My friend has been attending Islamic forums and talks.
He always goes alone. I don’t know why his Malay girlfriend does not accompany him, and I don’t ask. He reads about my faith, Islam, and he asks and asks. He plans to convert to Islam, to marry his love.
I bite my lip. This is not going to be pretty.
“You’re converting because you want to be a Muslim, or you’re converting to marry her?” I ask.
“To marry her.”
“Erk.”
“I’ll learn more about the religion when we’re married.”
I drum my nails on my knees. How do I say this?
“Is she going to go against her family to marry you?”
“That’s what she says.”
“I need a yes or no.”
He’s silent.
“Okay. Let me play the Devil’s Advocate here, ya?” I say. “You convert prior to the marriage. As a Muslim, I am happy to receive a new brother.
“But let’s just say you have become a Muslim, and your girlfriend bails out on you because she’s so scared of her parents, what the hell are you going to do?”
He looks at me. God, he has not even thought of this yet.
“All right,” I continue (while mentally slapping my head 'Oh no, Oh no'), “you guys don’t marry, and you’re stuck. You’re already a Muslim. She goes and marries a Malay man.
“You may realise that the decision to convert was a wrong decision for you. You do know you can’t just hop in and out of our faith? When you become a Muslim, you stay one for the rest of your life.
“If you want to leave (the religion), you’ll have to attend a three-month counselling course with the religious authorities.
“What are you going to say? 'Oh, Encik, saya nak keluar dari ugama Islam kerana girlfriend Melayu saya tak jadi nak nikah dengan saya'?”
He looks down.
“This is not a ping-pong match you know?” I stand up.

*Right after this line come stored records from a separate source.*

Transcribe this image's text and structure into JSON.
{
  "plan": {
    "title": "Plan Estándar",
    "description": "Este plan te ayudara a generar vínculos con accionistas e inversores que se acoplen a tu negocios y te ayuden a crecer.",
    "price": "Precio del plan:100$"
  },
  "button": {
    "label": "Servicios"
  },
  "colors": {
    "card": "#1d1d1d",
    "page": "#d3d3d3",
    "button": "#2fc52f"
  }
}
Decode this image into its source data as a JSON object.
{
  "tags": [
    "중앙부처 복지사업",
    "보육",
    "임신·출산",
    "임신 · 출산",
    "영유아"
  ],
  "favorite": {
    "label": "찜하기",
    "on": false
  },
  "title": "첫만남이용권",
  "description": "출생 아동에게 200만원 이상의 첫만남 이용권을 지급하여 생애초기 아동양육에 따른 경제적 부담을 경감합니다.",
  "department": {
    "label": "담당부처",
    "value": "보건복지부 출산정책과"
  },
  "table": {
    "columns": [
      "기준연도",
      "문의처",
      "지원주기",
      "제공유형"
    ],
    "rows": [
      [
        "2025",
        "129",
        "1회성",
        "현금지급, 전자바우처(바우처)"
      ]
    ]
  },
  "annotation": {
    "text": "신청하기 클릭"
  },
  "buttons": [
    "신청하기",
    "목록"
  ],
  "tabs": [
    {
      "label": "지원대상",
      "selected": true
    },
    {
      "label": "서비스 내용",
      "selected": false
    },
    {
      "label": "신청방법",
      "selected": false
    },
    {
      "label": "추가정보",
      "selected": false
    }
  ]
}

“But I love her. Isn’t that what matters?”
“You’re willing to give up your culture, your religion and your family to convert and marry this girl?”
“Yes.”
“But is this girl willing to give up everything for you?”
I sit down again. Bloody hell, the older you get, the harder it is to love, because you always have to be practical.
“What do I do, Dina?” he pleads.
“Er, if I were you, I wouldn’t convert just yet.” Maybe it’s the wrong thing to say, but I can already see the emotional carnage in front of them.
He asks: “Isn’t love about loving a person for who they are, and what they mean in the other person’s life, and that love blurs the lines of race and religion?
“We were taught that we live in a multi-cultural, multi-ethnic country (and world), but how come when it comes to unions of the heart, it’s a whole different story altogether?”
“This is Malaysia,” I reply.
My heart breaks because it’s so hard to find true love, and these two really deserve each other.
Maybe he should convert, however unsettling his reasons are for converting, and who knows, he’ll be guided by someone to become a good Muslim. Who’s to know, right?
“Dina? What do you think of love in general?”
“I’d rather love and have lost because I don’t view heartbreak as a loss,” I reply. “When you love a wonderful person, how can you say it’s crap? If it doesn’t work out, at least you’ve loved.
“But you know me-lah, heart first, head later, which is why every time I fall in love I am an utter wreck ... because I really, really believe in love.
“But don’t you go around telling people I’m a diehard romantic. I have a reputation for being a surly writer to uphold.”
We laugh.
“I just think you better think this through. This is not just about love. You may be stepping into a minefield, which will affect everyone around you, including you. When it comes to religion, you better use your head.”
We sit for a long time outside. Then the launch is over and everyone’s getting ready to leave.
“I’m going now.” He pats my shoulder. I nod.
“Dina? I have great faith that we will be married one day. I have no choice but to have faith.”
The writer lives in KL. Happy Merdeka?